2. In your application under reference, you have, inter alia, represented as under:

2.1 Baroda BNP Paribas Trustee India Private Limited (the Company’) acts as the trustee company of Baroda BNP Paribas Mutual Fund (‘BBNPP MF’). The Company through its Board of Directors discharges its obligations as Trustee to BBNPP MF.

2.2 The Board of Directors of the Company have queried on one of the clauses in lit and proper person’ declaration as provided under Schedule II of Securities and Exchange Board of India (Intermediaries) Regulations, 2008 (Intermediaries Regulations). The ‘fit and proper person’ criteria as stated under Intermediaries Regulations is reproduced as below:

“(3) For the purpose of determining as to whether any person is a ‘fit and proper person, the Board may take into account any criteria as it deems fit including but not limited to the following:

(a) integrity, honesty, ethical behaviour, reputation, fairness and character of the person;

(b) the person not incurring any of the following disqualifications:

(i) criminal complaint or information under section 154 of the Code of Criminal Procedure, 1973 (2 of 1974) has been filed against such person by the Board and which is pending;

(ii) charge sheet has been filed against such person by any enforcement agency in matters concerning economic offences and is pending;

(iii) an order of restraint, prohibition or debarment has been passed against such person by the Board or any other regulatory authority or enforcement agency in any matter concerning securities laws or financial markets and such order is in force;

(iv) recovery proceedings have been initiated by the Board against such person and are pending;

(v) an order of conviction has been passed against such person by a court for any offence involving moral turpitude;

(vi) any winding up proceedings have been initiated or an order for winding up has been passed against such person;

(vii) such person has been declared insolvent and not discharged;

(viii) such person has been found to be of unsound mind by a court of competent jurisdiction and the finding is in force;

(ix) such person has been categorized as a wilful defaulter;

(x) such person has been declared a fugitive economic offender; or

(xi) any other disqualification as may be specified by the Board from time to time.”

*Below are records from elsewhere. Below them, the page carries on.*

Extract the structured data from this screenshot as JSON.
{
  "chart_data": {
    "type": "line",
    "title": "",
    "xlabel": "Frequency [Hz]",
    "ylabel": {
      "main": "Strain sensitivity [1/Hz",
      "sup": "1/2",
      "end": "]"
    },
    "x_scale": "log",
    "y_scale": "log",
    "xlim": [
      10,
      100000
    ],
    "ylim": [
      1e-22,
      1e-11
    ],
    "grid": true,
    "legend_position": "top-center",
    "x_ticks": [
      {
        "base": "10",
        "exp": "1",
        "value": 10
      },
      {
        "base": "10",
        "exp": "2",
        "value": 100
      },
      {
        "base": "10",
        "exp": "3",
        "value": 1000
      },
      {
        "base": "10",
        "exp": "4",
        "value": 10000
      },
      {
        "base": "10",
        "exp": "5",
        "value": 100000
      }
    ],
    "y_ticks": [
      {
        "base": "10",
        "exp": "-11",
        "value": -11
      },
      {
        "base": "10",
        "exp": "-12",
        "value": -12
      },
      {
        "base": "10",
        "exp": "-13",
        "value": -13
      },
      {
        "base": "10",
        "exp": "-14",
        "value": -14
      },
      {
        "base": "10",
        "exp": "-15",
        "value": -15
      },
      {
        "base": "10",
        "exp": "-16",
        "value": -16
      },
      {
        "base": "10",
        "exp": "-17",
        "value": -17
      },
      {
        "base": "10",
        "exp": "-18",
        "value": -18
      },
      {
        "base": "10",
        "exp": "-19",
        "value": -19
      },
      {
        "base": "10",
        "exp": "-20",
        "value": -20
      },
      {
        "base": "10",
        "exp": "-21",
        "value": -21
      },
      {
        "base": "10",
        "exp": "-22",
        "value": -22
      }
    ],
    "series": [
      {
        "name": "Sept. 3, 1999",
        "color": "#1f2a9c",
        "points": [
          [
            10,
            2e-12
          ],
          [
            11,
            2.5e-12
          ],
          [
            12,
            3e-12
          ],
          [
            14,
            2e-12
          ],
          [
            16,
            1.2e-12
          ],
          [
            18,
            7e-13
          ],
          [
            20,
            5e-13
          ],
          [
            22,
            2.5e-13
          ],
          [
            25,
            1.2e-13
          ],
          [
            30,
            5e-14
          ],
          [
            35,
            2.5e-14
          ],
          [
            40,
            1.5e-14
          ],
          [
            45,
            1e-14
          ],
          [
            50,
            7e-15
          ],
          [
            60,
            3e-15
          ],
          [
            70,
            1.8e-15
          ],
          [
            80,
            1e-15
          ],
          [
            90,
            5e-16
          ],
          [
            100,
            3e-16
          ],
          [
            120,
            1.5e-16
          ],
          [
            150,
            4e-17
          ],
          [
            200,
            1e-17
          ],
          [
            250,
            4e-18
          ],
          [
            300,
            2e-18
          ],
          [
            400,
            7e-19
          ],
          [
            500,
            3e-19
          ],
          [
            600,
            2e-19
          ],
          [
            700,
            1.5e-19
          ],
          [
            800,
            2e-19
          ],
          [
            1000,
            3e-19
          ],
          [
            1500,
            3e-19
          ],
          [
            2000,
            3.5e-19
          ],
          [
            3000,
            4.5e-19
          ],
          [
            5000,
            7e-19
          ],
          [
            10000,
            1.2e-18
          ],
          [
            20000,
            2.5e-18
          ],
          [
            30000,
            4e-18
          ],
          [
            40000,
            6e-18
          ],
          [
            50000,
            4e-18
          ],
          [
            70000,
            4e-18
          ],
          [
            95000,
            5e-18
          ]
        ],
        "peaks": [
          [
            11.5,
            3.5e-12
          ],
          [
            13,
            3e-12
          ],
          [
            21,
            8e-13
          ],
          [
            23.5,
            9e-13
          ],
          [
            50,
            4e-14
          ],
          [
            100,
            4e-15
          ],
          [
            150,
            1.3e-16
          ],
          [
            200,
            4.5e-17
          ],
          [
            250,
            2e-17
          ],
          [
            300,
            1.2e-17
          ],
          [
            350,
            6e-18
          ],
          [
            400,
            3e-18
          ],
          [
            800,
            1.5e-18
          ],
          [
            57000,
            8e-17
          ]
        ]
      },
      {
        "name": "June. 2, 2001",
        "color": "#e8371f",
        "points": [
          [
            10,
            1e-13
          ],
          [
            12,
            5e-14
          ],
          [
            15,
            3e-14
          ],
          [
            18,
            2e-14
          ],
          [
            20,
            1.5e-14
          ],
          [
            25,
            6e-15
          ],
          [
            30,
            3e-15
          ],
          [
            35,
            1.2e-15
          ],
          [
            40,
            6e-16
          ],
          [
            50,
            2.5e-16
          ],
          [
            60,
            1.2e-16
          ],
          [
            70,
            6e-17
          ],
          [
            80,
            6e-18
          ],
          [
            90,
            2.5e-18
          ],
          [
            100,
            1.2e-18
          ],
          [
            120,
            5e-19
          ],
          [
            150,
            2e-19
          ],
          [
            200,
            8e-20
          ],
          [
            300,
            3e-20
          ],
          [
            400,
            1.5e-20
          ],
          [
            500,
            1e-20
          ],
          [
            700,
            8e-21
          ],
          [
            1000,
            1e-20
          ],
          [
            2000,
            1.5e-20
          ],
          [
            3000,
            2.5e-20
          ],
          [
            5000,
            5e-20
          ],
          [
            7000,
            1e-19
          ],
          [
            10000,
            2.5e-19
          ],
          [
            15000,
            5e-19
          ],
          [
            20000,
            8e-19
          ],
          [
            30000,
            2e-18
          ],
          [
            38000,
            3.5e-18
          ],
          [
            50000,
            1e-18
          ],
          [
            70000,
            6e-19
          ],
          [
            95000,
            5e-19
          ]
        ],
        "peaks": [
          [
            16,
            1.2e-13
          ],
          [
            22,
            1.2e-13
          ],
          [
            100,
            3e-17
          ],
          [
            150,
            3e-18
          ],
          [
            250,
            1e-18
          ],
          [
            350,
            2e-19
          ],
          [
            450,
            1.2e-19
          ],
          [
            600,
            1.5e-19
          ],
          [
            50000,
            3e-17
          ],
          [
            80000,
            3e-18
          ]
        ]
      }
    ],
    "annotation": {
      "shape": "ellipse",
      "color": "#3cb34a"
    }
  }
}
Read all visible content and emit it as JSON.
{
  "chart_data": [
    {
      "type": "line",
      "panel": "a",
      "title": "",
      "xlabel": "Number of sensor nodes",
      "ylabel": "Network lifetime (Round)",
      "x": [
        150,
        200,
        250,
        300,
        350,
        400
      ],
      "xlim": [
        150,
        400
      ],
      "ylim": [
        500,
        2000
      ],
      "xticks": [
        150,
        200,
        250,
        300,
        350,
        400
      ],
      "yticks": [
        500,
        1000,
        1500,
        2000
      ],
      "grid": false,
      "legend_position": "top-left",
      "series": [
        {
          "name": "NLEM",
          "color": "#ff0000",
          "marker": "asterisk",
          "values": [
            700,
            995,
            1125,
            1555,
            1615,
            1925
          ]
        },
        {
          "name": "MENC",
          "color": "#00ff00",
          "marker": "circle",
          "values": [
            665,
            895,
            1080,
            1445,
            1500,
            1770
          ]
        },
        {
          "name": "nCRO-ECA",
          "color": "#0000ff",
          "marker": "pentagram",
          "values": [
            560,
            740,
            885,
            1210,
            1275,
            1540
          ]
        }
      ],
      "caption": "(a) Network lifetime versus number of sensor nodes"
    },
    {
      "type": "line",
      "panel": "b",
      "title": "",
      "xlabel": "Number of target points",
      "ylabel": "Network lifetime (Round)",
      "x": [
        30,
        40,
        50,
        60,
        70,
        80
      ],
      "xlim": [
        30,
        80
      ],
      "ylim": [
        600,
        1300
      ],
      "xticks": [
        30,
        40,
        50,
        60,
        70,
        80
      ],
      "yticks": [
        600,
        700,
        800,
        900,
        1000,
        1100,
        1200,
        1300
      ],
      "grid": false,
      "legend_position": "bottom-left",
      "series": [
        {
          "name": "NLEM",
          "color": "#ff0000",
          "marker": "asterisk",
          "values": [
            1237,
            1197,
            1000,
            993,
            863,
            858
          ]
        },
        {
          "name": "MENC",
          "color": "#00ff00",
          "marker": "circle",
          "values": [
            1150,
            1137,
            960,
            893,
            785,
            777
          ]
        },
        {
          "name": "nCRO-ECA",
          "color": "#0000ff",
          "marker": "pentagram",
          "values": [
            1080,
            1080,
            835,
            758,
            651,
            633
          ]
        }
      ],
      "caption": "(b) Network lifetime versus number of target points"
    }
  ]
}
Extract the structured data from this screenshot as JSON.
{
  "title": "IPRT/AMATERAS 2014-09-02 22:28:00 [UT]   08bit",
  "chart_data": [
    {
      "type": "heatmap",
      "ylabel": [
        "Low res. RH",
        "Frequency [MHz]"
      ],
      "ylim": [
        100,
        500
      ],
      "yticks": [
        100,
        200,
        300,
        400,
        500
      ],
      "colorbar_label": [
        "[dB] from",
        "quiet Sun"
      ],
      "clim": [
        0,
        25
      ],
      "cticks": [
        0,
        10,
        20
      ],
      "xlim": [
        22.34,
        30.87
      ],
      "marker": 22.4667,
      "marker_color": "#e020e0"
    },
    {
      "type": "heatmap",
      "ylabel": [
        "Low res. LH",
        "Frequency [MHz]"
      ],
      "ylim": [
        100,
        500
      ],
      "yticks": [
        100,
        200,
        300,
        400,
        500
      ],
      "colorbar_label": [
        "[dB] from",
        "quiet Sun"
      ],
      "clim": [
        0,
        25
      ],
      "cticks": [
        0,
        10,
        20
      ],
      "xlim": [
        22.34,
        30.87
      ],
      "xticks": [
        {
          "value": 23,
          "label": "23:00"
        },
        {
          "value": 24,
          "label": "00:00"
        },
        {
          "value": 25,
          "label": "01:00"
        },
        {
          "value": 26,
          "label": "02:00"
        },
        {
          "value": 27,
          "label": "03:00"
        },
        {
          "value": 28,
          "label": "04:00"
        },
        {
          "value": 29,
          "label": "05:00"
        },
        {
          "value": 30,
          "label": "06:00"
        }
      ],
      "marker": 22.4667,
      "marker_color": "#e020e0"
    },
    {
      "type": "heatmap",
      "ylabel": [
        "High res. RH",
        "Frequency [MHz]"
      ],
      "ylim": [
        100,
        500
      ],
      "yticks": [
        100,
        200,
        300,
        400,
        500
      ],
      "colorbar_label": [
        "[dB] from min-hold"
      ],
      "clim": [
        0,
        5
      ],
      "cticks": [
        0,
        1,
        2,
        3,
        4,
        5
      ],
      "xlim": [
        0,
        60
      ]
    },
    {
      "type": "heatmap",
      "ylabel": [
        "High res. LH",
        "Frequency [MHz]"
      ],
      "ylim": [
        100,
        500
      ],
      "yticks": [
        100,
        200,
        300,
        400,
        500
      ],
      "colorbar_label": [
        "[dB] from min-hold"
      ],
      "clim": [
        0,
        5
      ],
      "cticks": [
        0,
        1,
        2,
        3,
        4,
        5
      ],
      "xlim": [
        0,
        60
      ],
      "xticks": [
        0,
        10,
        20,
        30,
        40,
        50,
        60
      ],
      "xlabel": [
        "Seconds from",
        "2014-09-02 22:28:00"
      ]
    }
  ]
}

3. In view of above, you have sought clarification as under:

3.1 One of the Board of Directors of the Company has raised a query with respect to clause 3(b)(vi) relating to winding up proceedings to understand the genesis of this declaration and whether this will relate to an individual.

3.2 While all other clauses can be applied to an individual, winding up proceedings prima facie is applicable to a company, and hence whether this point can be considered as Not Applicable from an individual’s perspective is the query. If the same is believed to be applicable to an individual, in what capacity should this be applied by such an individual, may also be clarified.

4. We have considered the submissions made by you in your application. Without necessarily agreeing with your analysis, our response on the queries raised in your letter, are as under:

Person would include both a natural person and a juridical person and to that extent, interpretation for the meaning of person for the purpose of clause 3(b)(vi) of Schedule II of Intermediaries Regulations would be to a juridical person such as a corporate entity. However, an individual is sufficiently covered under clause 3(b)(vii) to ensure that he is solvent for the purpose of ‘Fit and Proper Person’ criteria.

Hence, the clause 3(b)(vi) of Schedule II of Intermediaries Regulations is applicable for a corporate entity and clause 3(b)(vii) is applicable for an individual.

5. The above position is based on the information furnished in your letter under reference. Different facts or conditions might lead to a different interpretation. Further, this letter does not express the decision of the Board on the questions referred through your letter.

6. You may also note that the above position is expressed only with respect to the guidance sought in your letter under reference in respect of the provisions as referred above and does not affect the applicability of any other law or requirement of any other SEBI Regulation, Guidelines and Circulars administered by SEBI or the laws administered by any other authority.